Design duo Lanzavecchia + Wai has incorporated a lens into an outdoor furniture set to concentrate sunlight onto a grilling plate for cooking food.
Italian designer Francesca Lanzavecchia and Hunn Wai from Singapore intend the SUNPlace set to function as a cross between a barbecue and teppanyaki – a type of flat grill used in Japanese cuisine.
On a sunny day, a glass lens mounted above a table concentrates the natural light onto a cast-iron grill embedded in the surface.
"We were inspired by the convivial cooking experiences of fondues, Chinese hot pots and Korean barbecues," Wai told Dezeen. "The positive energies generated by group cooking is something we wanted to have for this project."

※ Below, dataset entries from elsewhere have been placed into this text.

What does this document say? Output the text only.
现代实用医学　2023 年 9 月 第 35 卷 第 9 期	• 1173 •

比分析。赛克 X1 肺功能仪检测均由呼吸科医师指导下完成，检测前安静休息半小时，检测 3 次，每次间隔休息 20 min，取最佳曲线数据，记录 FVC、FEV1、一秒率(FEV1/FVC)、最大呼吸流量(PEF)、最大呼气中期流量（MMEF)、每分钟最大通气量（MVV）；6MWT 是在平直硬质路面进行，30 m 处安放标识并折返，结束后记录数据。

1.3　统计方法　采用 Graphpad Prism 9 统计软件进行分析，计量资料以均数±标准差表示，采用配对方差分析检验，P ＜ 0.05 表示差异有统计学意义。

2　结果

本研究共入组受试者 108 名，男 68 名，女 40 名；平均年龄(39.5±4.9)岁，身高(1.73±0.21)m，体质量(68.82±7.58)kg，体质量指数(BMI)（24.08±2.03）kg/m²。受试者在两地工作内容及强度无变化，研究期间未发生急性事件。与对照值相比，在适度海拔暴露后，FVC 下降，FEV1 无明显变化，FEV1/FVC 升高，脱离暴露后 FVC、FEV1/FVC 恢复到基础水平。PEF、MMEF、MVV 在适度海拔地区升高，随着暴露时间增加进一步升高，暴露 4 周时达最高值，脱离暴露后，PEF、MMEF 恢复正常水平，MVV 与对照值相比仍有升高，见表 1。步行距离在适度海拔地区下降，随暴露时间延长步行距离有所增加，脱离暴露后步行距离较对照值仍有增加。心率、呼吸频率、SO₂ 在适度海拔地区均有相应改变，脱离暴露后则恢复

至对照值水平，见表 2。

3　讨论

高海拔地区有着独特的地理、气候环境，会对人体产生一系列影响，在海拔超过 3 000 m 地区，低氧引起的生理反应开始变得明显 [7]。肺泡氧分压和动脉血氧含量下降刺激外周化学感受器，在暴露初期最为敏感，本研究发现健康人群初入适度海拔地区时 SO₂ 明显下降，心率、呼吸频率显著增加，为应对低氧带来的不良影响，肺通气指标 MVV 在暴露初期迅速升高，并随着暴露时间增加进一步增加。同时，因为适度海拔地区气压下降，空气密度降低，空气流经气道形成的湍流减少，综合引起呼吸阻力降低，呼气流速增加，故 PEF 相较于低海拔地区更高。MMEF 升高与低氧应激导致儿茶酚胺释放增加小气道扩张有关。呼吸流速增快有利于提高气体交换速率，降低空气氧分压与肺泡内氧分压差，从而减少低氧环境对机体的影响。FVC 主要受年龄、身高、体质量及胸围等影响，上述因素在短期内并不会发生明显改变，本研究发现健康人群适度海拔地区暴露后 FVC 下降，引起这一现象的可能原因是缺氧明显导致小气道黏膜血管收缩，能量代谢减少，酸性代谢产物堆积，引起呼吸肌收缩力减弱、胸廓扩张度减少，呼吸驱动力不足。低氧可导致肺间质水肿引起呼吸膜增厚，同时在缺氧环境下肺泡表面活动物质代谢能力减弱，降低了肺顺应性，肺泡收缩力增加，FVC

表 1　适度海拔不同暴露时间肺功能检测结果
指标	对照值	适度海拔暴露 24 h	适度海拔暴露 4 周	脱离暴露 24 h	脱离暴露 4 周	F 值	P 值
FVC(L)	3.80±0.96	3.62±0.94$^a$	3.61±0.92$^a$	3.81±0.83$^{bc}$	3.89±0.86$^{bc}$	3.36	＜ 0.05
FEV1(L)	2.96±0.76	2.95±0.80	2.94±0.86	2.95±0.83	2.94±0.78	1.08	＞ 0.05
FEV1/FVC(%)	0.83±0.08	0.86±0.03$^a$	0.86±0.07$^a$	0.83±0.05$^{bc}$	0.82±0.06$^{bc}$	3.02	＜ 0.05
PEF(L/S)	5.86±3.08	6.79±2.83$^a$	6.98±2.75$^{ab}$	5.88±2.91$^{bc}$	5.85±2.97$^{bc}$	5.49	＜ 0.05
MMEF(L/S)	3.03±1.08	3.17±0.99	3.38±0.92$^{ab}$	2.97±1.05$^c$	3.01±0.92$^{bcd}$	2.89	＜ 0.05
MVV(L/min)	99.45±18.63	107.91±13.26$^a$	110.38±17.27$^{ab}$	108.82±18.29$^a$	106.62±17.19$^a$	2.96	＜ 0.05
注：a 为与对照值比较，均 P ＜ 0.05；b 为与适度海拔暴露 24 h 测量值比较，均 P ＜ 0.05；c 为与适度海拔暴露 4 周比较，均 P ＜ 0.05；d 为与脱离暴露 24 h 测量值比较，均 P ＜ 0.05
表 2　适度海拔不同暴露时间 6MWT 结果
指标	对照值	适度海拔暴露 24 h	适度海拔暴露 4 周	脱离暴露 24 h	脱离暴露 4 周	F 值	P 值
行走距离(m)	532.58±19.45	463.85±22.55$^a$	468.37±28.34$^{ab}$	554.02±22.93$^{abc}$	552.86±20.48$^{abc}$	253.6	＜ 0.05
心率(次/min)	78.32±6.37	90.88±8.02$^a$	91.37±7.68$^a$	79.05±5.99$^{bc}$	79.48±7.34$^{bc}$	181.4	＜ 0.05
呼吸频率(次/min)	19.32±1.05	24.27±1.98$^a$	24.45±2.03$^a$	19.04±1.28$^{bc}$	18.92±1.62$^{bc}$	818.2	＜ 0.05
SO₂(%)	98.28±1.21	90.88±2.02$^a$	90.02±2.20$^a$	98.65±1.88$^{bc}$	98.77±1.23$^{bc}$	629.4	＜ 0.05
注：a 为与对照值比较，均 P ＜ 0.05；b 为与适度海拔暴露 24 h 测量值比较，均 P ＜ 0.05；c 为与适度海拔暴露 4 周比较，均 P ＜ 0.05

The project was created for an exhibition titled Le Affinità Selettive, curated by Aldo Colonetti to coincide with this year's Milan Expo event, which is themed around sustainable food production.

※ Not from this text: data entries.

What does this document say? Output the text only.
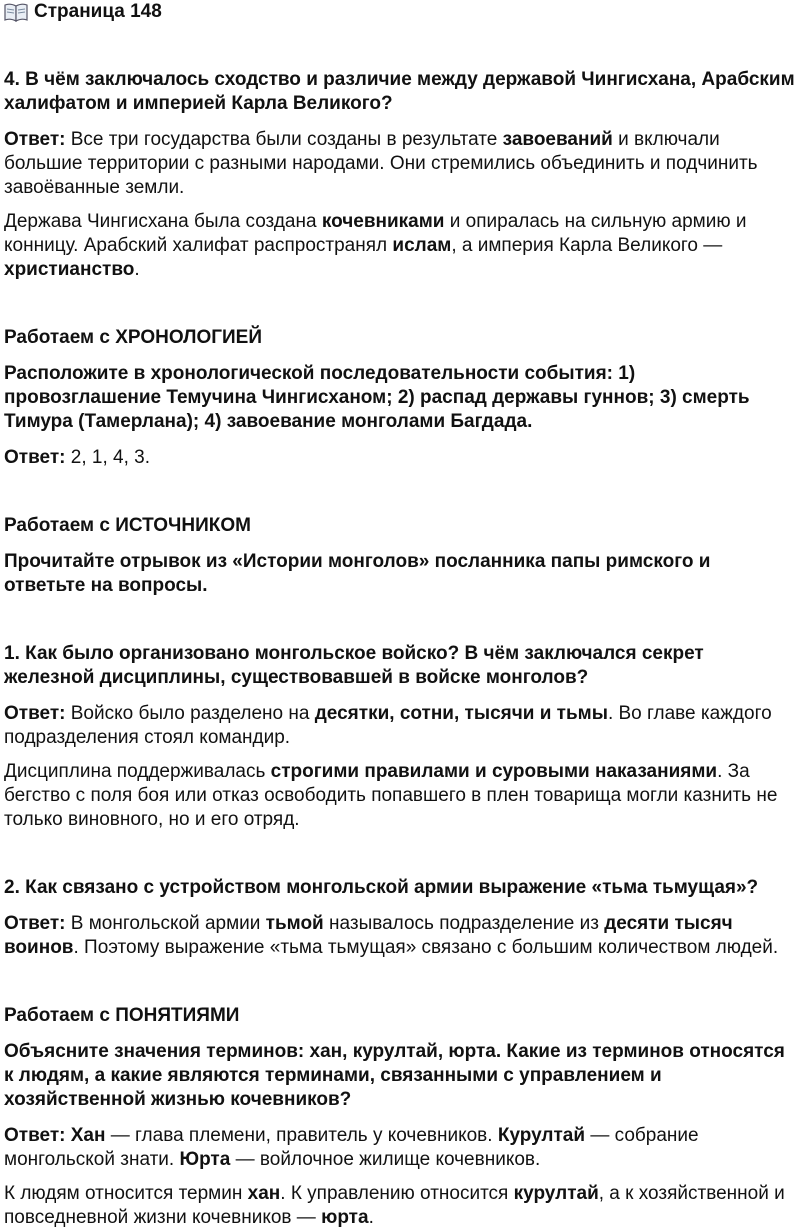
Страница 148

4. В чём заключалось сходство и различие между державой Чингисхана, Арабским халифатом и империей Карла Великого?

Ответ: Все три государства были созданы в результате завоеваний и включали большие территории с разными народами. Они стремились объединить и подчинить завоёванные земли.

Держава Чингисхана была создана кочевниками и опиралась на сильную армию и конницу. Арабский халифат распространял ислам, а империя Карла Великого — христианство.

Работаем с ХРОНОЛОГИЕЙ

Расположите в хронологической последовательности события: 1) провозглашение Темучина Чингисханом; 2) распад державы гуннов; 3) смерть Тимура (Тамерлана); 4) завоевание монголами Багдада.

Ответ: 2, 1, 4, 3.

Работаем с ИСТОЧНИКОМ

Прочитайте отрывок из «Истории монголов» посланника папы римского и ответьте на вопросы.

1. Как было организовано монгольское войско? В чём заключался секрет железной дисциплины, существовавшей в войске монголов?

Ответ: Войско было разделено на десятки, сотни, тысячи и тьмы. Во главе каждого подразделения стоял командир.

Дисциплина поддерживалась строгими правилами и суровыми наказаниями. За бегство с поля боя или отказ освободить попавшего в плен товарища могли казнить не только виновного, но и его отряд.

2. Как связано с устройством монгольской армии выражение «тьма тьмущая»?

Ответ: В монгольской армии тьмой называлось подразделение из десяти тысяч воинов. Поэтому выражение «тьма тьмущая» связано с большим количеством людей.

Работаем с ПОНЯТИЯМИ

Объясните значения терминов: хан, курултай, юрта. Какие из терминов относятся к людям, а какие являются терминами, связанными с управлением и хозяйственной жизнью кочевников?

Ответ: Хан — глава племени, правитель у кочевников. Курултай — собрание монгольской знати. Юрта — войлочное жилище кочевников.

К людям относится термин хан. К управлению относится курултай, а к хозяйственной и повседневной жизни кочевников — юрта.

SUNPlace consists of a circular solid-oak tabletop mounted on a round base made from powder-coated steel, which tapers towards the top.
The removable grill plate nestles into the surface, positioned beneath the lens that is supported by a metal stem.
The designers chose to use a Fresnel lens, which is made up of a flat sheet of concentric rings that focus the light in a specific direction – in this case onto the grill.
Originally developed for lighthouses by French physicist Augustin-Jean Fresnel to project light as far as possible from the source, this type of lens allows for a much thinner section and lighter weight compared to a conventional lens.
The table is accompanied by stools made with the same materials and shapes using water-jet cutting and traditional carpentry.
Lanzavecchia + Wai also created a set of cast-iron cooking tools with flat ends, including a square, triangular and shovel-shaped, along with a pair of tongues.
After heating up these tools by placing them under the lens, they can be used to cook the top side of the meat or vegetables while the plate below grills the food from the bottom up.
The grill and implements reach high temperatures, so the designers created a pair of heavy-duty gloves for safe handling.
"The possibility of cooking with the sun is rather thrilling and exciting," said Wai. "Factor in intense heat and glare, and control of the cooking process requiring skill and technique; it will require everyone's full attention."
Lanzavecchia + Wai hope the range will encourage sociable cooking practices. "The positive energies generated by group cooking is something we wanted to have for this project," Wai said.
The prototype is not yet fully functional, but the duo hopes that the idea will encourage others to consider harnessing the sun as a viable cooking method.
"We were looking for future scenarios zero emission cooking and found out solar cooking is field largely neglected by design and most of the time in the hand of the DIY-hobbyist community," said Wai.
"With this object we wanted to give a new function, new aesthetic language and perceived values to make solar cooking attractive to anyone by becoming a shared act."
The Le Affinità Selettive exhibition was located at Milan's Triennale design museum from 9 to 12 July. It reopens at the Museum of Contemporary Art in the town of Lissone, north of Milan, on 18 July and continues until 1 October 2015.
A food machine that allows chefs to work together remotely on recipes and a dining table with gas burners in the centre are among other examples of products geared towards collaborative cooking.